Depuis sept ans, Gus Van Sant s’était éclipsé du grand écran, occupé par des séries télévisées ambitieuses comme Boss ou When We Rise. À 73 ans, le réalisateur emblématique de Drugstore Cowboy et My Own Private Idaho fait son retour avec La Corde au cou (Dead Man’s Wire), un film qui retrouve la verdeur et l’énergie de ses premiers longs-métrages. Entre thriller sociétal et western moderne, ce projet exhume un fait divers réel de 1977 pour dépeindre une Amérique intemporelle, cynique et impitoyable, où cupidité et superficialité riment avec impunité.

L’intrigue s’inspire d’un drame survenu en 1977 à Indianapolis, où Tony Kiritsis, un homme ruiné par un crédit hypothécaire, décide de se venger de la banque qui l’a spolié. Armé d’un fusil relié à un lacet passé autour du cou de sa victime, il séquestre le fils du directeur de la Meridian Mortgage Company, Richard Hall, dans son propre appartement. L’affaire, relayée en direct par les médias, devient un phénomène national, transformant Kiritsis en figure controversée tandis que la police tente désespérément de désamorcer la crise sans effusion de sang. Le casting, mené par Bill Skarsgård dans le rôle du justicier désespéré, Al Pacino en homme d’affaires sans scrupules et Matt Dillon en shérif dépassé, donne une dimension humaine et dramatique à ce récit haletant.

Un fait divers réel transformé en thriller haletant

La force du film réside dans sa capacité à mêler suspense et critique sociale, le tout porté par une réalisation virtuose. Gus Van Sant utilise des images pixélisées, des séquences d’archives et des interviews filmées pour ancrer son récit dans l’atmosphère des années 1970, saturée de soul music et de tensions sociétales. La caméra, tantôt saccadée, tantôt contemplative, épouse le rythme frénétique d’un fait divers qui a marqué l’histoire américaine. Le résultat est un film à la fois moderne et rétro, où chaque plan semble calculé pour tenir le spectateur en haleine, entre fascination et malaise.

Le trio d’acteurs principaux, complété par des seconds rôles savoureux, incarne à la perfection les contradictions d’une société en crise.
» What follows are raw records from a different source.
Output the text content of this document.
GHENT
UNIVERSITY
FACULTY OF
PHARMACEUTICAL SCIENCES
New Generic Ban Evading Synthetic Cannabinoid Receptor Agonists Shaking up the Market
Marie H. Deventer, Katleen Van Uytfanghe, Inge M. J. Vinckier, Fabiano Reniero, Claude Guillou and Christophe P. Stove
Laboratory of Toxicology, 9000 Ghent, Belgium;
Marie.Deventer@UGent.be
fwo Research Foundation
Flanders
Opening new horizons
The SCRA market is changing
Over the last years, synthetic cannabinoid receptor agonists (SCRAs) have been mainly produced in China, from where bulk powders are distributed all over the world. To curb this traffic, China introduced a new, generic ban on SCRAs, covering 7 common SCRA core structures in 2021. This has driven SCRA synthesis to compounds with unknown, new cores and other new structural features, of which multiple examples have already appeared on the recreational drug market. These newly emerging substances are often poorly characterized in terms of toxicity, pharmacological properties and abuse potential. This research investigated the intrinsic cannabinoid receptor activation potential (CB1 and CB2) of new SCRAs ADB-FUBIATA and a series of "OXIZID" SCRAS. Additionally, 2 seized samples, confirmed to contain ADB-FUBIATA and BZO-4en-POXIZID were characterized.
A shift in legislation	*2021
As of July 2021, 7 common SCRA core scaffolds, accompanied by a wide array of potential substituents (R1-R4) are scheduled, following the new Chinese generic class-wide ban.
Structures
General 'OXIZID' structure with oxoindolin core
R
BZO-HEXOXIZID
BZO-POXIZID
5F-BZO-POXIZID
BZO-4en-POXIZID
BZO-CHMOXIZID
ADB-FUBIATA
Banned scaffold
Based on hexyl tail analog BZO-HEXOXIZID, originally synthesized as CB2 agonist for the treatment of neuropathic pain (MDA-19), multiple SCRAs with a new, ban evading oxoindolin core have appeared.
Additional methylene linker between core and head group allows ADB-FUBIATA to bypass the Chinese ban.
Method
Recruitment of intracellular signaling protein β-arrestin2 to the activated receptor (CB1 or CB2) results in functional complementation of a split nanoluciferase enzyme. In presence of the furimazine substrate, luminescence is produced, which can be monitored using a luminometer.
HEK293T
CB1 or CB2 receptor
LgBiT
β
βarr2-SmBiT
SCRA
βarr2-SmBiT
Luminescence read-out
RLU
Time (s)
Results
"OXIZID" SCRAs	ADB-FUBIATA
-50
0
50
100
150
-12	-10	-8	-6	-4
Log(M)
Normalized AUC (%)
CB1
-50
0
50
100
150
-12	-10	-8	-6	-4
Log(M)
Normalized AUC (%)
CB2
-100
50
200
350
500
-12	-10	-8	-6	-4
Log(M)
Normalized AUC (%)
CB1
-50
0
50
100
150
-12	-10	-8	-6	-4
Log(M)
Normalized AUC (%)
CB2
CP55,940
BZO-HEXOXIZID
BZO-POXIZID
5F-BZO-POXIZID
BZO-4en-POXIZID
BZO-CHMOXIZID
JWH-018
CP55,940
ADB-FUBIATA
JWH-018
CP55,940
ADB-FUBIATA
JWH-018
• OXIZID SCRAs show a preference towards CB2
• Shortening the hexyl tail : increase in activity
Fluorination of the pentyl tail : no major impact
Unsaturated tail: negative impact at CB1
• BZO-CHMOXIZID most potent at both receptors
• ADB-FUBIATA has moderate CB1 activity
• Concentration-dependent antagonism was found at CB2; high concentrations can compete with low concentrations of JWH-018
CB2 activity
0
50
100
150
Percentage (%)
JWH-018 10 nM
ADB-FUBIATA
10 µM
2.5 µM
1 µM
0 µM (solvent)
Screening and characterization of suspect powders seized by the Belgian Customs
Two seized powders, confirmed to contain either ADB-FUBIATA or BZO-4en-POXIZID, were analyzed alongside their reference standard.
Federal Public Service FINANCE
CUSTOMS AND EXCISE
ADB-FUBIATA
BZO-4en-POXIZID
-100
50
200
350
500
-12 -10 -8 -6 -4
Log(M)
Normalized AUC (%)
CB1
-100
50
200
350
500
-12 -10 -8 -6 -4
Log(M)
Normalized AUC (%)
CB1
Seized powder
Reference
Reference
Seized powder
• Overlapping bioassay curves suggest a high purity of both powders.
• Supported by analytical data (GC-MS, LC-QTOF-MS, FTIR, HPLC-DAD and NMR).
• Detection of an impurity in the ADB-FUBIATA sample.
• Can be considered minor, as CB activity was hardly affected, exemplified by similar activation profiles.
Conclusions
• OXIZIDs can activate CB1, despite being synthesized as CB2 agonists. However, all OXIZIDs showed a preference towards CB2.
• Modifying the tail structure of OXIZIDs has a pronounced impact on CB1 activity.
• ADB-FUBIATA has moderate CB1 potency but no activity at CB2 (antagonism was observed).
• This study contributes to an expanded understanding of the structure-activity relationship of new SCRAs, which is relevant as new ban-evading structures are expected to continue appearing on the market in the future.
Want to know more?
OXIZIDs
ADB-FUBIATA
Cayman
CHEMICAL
Al Pacino, dans un rôle où il excelle, campe un magnat sans pitié prêt à sacrifier son propre fils pour sauver ses intérêts. Face à lui, Bill Skarsgård incarne ce Tony Kiritsis, figure tragique et pathétique, dont la folie apparente cache une profonde détresse. Entre tension extrême et moments de grâce, le film alterne scènes de négociation tendues et séquences de huis clos oppressantes, le tout servi par une bande-son envoûtante qui plonge le public dans l’époque.

Une Amérique des années 70 peinte avec virtuosité

Ce film marque aussi par son ancrage dans une actualité plus large. Gus Van Sant, connu pour son engagement artistique et son refus des conventions hollywoodiennes, signe ici une œuvre qui interroge la notion de justice et la responsabilité des élites face aux laissés-pour-compte. Dans une Amérique où les inégalités sociales et les dérives du capitalisme semblent plus que jamais d’actualité, La Corde au cou résonne comme un miroir tendu à une société toujours aussi cynique et divisée.